Political polls; bah humbug!
Polls do not predict the future; they only record public opinion at a slice of time.
That truism can’t be repeated often enough. Sadly, it’s not. People still look to polls to deliver the low-down on which candidate will win.
That’s reinforced by the never-ending, over-reported, ceaseless and relentless candidate preference polls leading up to the Republican presidential primary. Check out realclearpolitics.com to see how many rain down on us. Unfortunately, the site reinforces the predictive idea by publishing a “scorecard” to compare how close they came to the actual vote. count.
I know a thing or two about polling because as a reporter at the Chicago Sun-Times I worked with Gallup to publish a poll about the Chicago mayoral race in 1983.
The Democratic primary was a heated three-way race by three candidates: incumbent mayor Jane Byrne (no relation); Richard M. Daley, son of the legendary Mayor Richard J. Daley, and Harold Washington, a long-time black local and congressional lawmaker.
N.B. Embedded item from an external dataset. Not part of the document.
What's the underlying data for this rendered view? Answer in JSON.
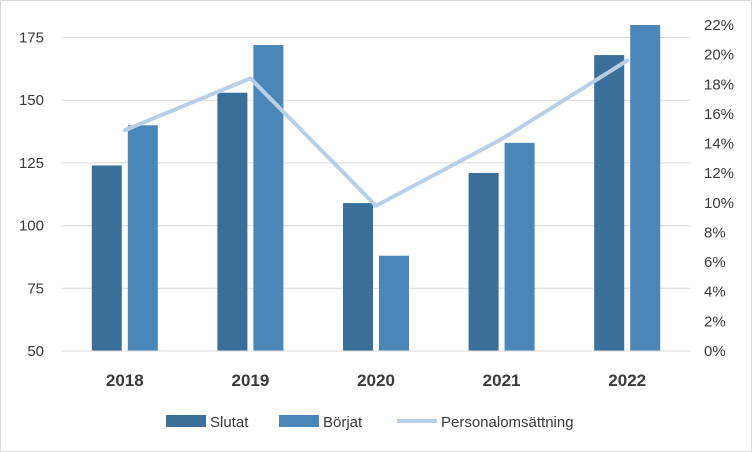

Gallup used the latest, scientific methods to conduct a number of polls as the primary election neared. My job was to turn the social science gobbledygook into readable stories.
The polls consistently showed that Washington trailed the two white candidates—Byrne and Daley. Thanks to the polling, the “smart” betting was on those two; Washington was given a slim chance.
Washington won.
Byrne trailed narrowly, and Daley somewhat more in third.
Came the questions from all sides: Why were the polls so far off? What was wrong with the polls? Were black voters reluctant to tell a stranger on the phone that they favored the black candidate? Were black voters harder to find? Did the pollsters miss the 50,000 newly registered black voters? Was there a last-minute surge of black voters?
Or was nothing wrong with the polls? I don’t know. But a predictive tool, it was not.
So what do we make of the daily revelations of polls that show former President Donald Trump a runaway winner? Could they be so far “wrong” if Ron DeSantis or Niki Haley win the upcoming Iowa caucuses in an “upset?” Would it really be an upset if the polls were so flawed in accurately portraying the race?
I don’t know. But I’ve learned not to trust them, and certainly not use them as a basis for whom I would vote.
A footnote: The 1983 elections was the first time that the Sun-Times used a professional polling operation. Prior to that, the paper unleashed a flood of interviewers at grocery stores, train stations and elsewhere to gather the data. It lacked the methodological rigor about such things as the size and quality of the sample. And yet…they almost always more “accurately” measured the outcome.